February for Ravenswing so far is about tweaking – some little, some big. And trying not to get frustrated about the hours spent in 2015/16 doing it wrong the first time :)
Fresh water is carried in two 23 gallon Nauta flexible bladder tanks. Spots for each were built along the hull under the dining settee. But we had trouble with the closer-to-the-pump tank collapsing / air-locking as it emptied but didn’t draw well from the forward tank. Also, we flush the toilet with grey water captured in a Plastimo flexible tank from the galley sink. That sink drain has a diverter to choose overboard discharge or grey tank filling. But the spot for the grey tank was cramped, so the toilet pump was not getting a strong rinse water flow. Taking a fresh look at things, the Tank Stack was born this weekend. The saloon/settee table makes it tough to get into the large, deep locker under the forward seat tough to get in. It’s a bit of dead space. At the bottom of that locker was already the forward fresh water tank. Then there are two “levels” of removable shelving above the water tank. We moved the grey tank onto the mid level and the 2nd fresh tank to the top level. Here they are, starting bottom-up…this dance only took four trips to the hardware store for numerous new hose pieces, clamps, etc. Both the fresh water and toilet rinse work really well now. (Hold that thought, soon we’ll have a holding tank fix for your entertainment)

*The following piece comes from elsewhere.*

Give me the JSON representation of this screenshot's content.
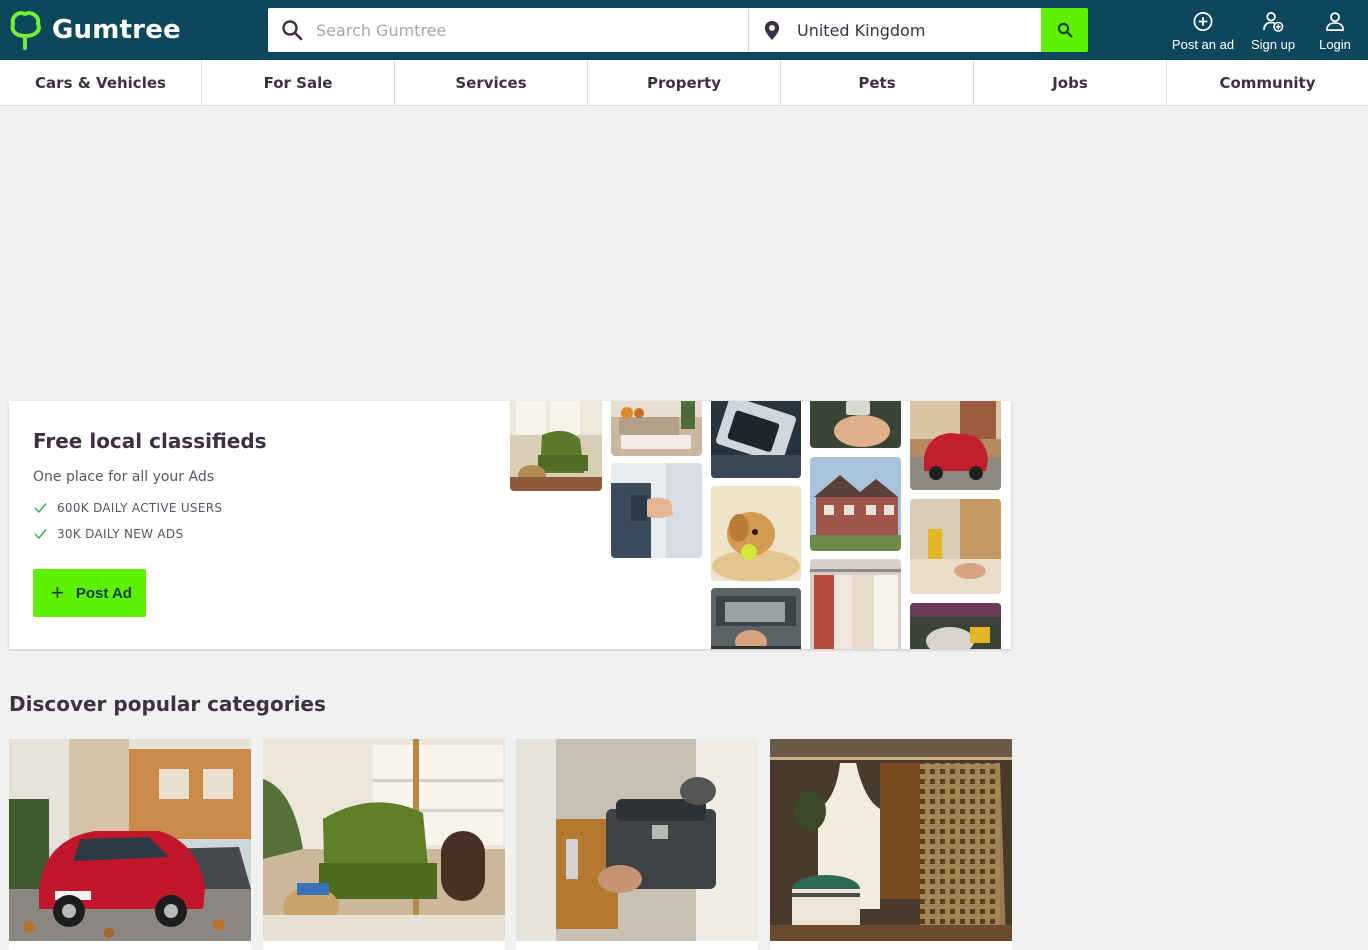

Also this weekend was tackling the starboard main cabin port lights (the incessantly leaking windows). We installed them with Sika 275UV and screws. This was a bad combo and we suffered crazing in the polycarbonate around the screw heads, and condensation issues where larger sections of the window ran over solid sections of the cabinsides. We’ve since learned, or decided anyway, that the modern Very High Bond tapes are sufficient for these port lights. And despite the original intent of sleek-looking faux one-piece glass as seen from the outside of the boat, the new windows will be cut 1″ larger than the holes in the boat, and the whole area will still have the black background. The ‘no fasteners needed’ decision was backed by how well that Sika is holding the original panes. A real bear to get them off! Including actually breaking away fairing/primer/paint in a few spots. This mess was a couple hours cleanup, including filling the 30+ screw holes, which three years ago had been carefully over drilled from the cedar core and replaced with thickened epoxy. And now we’ve filled those same holes to make them disappear :)we made paper patterns today and will get them to Tap Plastics when they reopen Tuesday. We made the original set from a 4×8′ sheet of markelon polycarbonate, but this time we’ll pay the pros to use their special saws and routers.

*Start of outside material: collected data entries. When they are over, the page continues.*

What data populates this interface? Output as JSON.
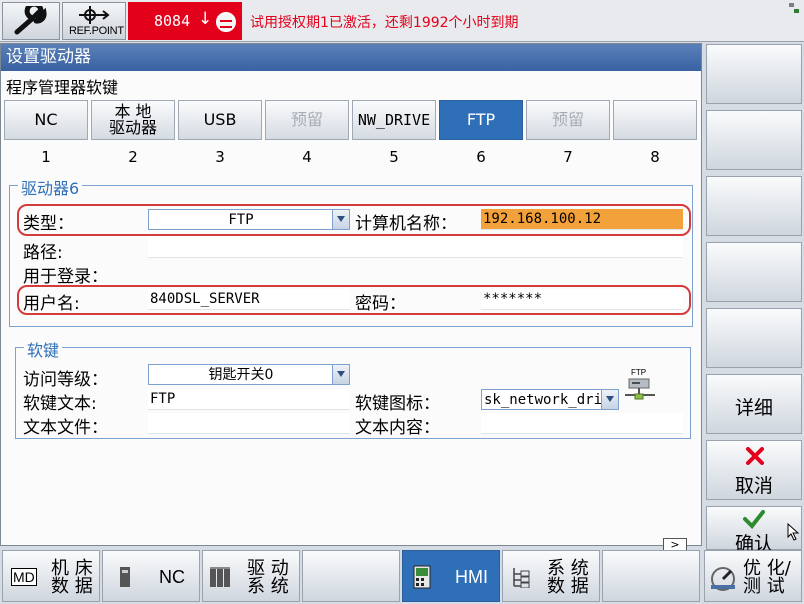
{
  "topbar": {
    "ref_point_label": "REF.POINT",
    "alarm_code": "8084",
    "alarm_arrow": "↓",
    "alarm_message": "试用授权期1已激活，还剩1992个小时到期"
  },
  "window": {
    "title": "设置驱动器",
    "subtitle": "程序管理器软键"
  },
  "softkeys": [
    {
      "label": "NC",
      "number": "1",
      "state": "normal"
    },
    {
      "label": "本 地 驱动器",
      "line1": "本 地",
      "line2": "驱动器",
      "number": "2",
      "state": "normal"
    },
    {
      "label": "USB",
      "number": "3",
      "state": "normal"
    },
    {
      "label": "预留",
      "number": "4",
      "state": "reserved"
    },
    {
      "label": "NW_DRIVE",
      "number": "5",
      "state": "normal"
    },
    {
      "label": "FTP",
      "number": "6",
      "state": "active"
    },
    {
      "label": "预留",
      "number": "7",
      "state": "reserved"
    },
    {
      "label": "",
      "number": "8",
      "state": "normal"
    }
  ],
  "drive_group": {
    "legend": "驱动器6",
    "type_label": "类型：",
    "type_value": "FTP",
    "computer_name_label": "计算机名称：",
    "computer_name_value": "192.168.100.12",
    "path_label": "路径:",
    "path_value": "",
    "login_label": "用于登录：",
    "username_label": "用户名:",
    "username_value": "840DSL_SERVER",
    "password_label": "密码：",
    "password_value": "*******"
  },
  "softkey_group": {
    "legend": "软键",
    "access_label": "访问等级：",
    "access_value": "钥匙开关0",
    "text_label": "软键文本:",
    "text_value": "FTP",
    "icon_label": "软键图标：",
    "icon_value": "sk_network_dri",
    "icon_preview_label": "FTP",
    "textfile_label": "文本文件：",
    "textfile_value": "",
    "textcontent_label": "文本内容：",
    "textcontent_value": ""
  },
  "right_keys": {
    "detail": "详细",
    "cancel": "取消",
    "ok": "确认"
  },
  "bottom_keys": {
    "machine_data": "机 床 数 据",
    "machine_line1": "机 床",
    "machine_line2": "数 据",
    "md_icon": "MD",
    "nc": "NC",
    "drive_line1": "驱 动",
    "drive_line2": "系 统",
    "hmi": "HMI",
    "system_line1": "系 统",
    "system_line2": "数 据",
    "optimize_line1": "优 化/",
    "optimize_line2": "测 试"
  },
  "scroll_label": ">",
  "colors": {
    "active": "#2f6fb8",
    "alarm": "#e3001b",
    "highlight_field": "#f3a13a",
    "callout": "#d43b3b"
  }
}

Keith reached our mast builder the other day; bad news is they haven’t started the two masts ahead of ours. Good news is they are geared up to build them concurrently- some efficiencies in assembling – and the owner says he’ll be delivering ours on track this spring. Sure would like to see some carbon being laid out though!
I had a pleasant light-wind sail on RickWS’s Explorer44 tri Round Midnight last week and the conversation has me thinking I need to copy his reefing system. Jimbo knows we struggle getting Ravenswing’s reefing clew under control with that little winch on the boom. I have time to modify the boom and deck right now, so we’re considering running the reefing clews and tacks back to the primary cockpit winches. Need to figure out how to turn the lines from the inboard boom end down towards the deck; how would turning blocks mount? Maybe the new mast rotator arm should be mounted forward of the mast, not aft as it was before…
Fellow plotters and schemers, how would you set up the boom and deck for cockpit-handling of reefing lines on this boat?